= Michael Spencer Jones =

British photographer and video director

Michael Spencer Jones (born 1961) is a British art photographer and music video director, best known for his work with Oasis and The Verve.

==Education==
He attended Bournemouth & Poole College Art – now the Arts University Bournemouth from 1983 to 1986, where he studied photography and film, gaining a distinction.

==Work==
Some of his iconic imagery helped define the Britpop era including his image which appeared on Oasis record breaking debut album, Definitely Maybe, in 1994. Two of Spencer Jones’ cover photographs—Definitely Maybe (#14) and "This Is Music" (#79)—featured in Q magazine's "The Hundred Best Record Covers of All Time" list published in 2001.

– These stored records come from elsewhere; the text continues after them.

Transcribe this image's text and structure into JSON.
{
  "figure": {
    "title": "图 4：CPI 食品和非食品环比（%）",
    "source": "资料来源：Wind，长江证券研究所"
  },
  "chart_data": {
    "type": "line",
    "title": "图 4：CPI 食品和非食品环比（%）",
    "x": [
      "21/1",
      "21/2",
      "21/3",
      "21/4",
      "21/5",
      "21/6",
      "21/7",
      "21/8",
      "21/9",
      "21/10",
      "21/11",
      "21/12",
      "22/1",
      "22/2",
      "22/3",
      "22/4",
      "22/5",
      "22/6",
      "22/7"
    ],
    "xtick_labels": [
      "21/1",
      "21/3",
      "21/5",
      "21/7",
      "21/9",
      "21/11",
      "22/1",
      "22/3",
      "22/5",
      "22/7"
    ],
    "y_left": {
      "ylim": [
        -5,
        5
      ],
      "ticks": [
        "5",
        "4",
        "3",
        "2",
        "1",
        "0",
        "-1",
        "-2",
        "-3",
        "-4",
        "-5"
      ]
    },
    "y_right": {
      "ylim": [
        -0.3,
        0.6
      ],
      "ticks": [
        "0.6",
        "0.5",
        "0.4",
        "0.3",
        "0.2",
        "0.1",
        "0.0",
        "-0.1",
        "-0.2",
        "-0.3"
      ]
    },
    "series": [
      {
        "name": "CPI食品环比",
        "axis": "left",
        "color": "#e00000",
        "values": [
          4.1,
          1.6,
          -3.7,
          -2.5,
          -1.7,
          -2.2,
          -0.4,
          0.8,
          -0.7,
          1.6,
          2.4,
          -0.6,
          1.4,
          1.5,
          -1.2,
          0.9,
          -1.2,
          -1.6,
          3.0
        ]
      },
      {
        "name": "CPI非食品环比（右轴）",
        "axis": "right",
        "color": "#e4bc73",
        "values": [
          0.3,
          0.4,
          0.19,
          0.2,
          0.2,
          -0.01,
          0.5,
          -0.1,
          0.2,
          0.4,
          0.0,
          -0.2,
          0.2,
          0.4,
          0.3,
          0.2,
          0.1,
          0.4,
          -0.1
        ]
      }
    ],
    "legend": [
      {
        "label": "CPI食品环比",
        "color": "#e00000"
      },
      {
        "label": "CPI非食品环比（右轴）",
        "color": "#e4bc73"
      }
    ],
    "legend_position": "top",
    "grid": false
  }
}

He is noted for his surrealist and sometimes experimental approach to photography and has produced a number of record sleeves for UK number one albums, including Urban Hymns (The Verve) and two Oasis albums, (What's the Story) Morning Glory? and Be Here Now. Spencer Jones is also noted for his portrait work, most notably a series of photographs he produced for the Children in War exhibition at the Imperial War Museum North.

In 2015 he founded Spellbound Galleries specialising in limited edition music photography and in 2016 brought out his first book Supersonic – The Oasis Photographs published by Omnibus Press. A collection of mainly unseen photographs of Oasis.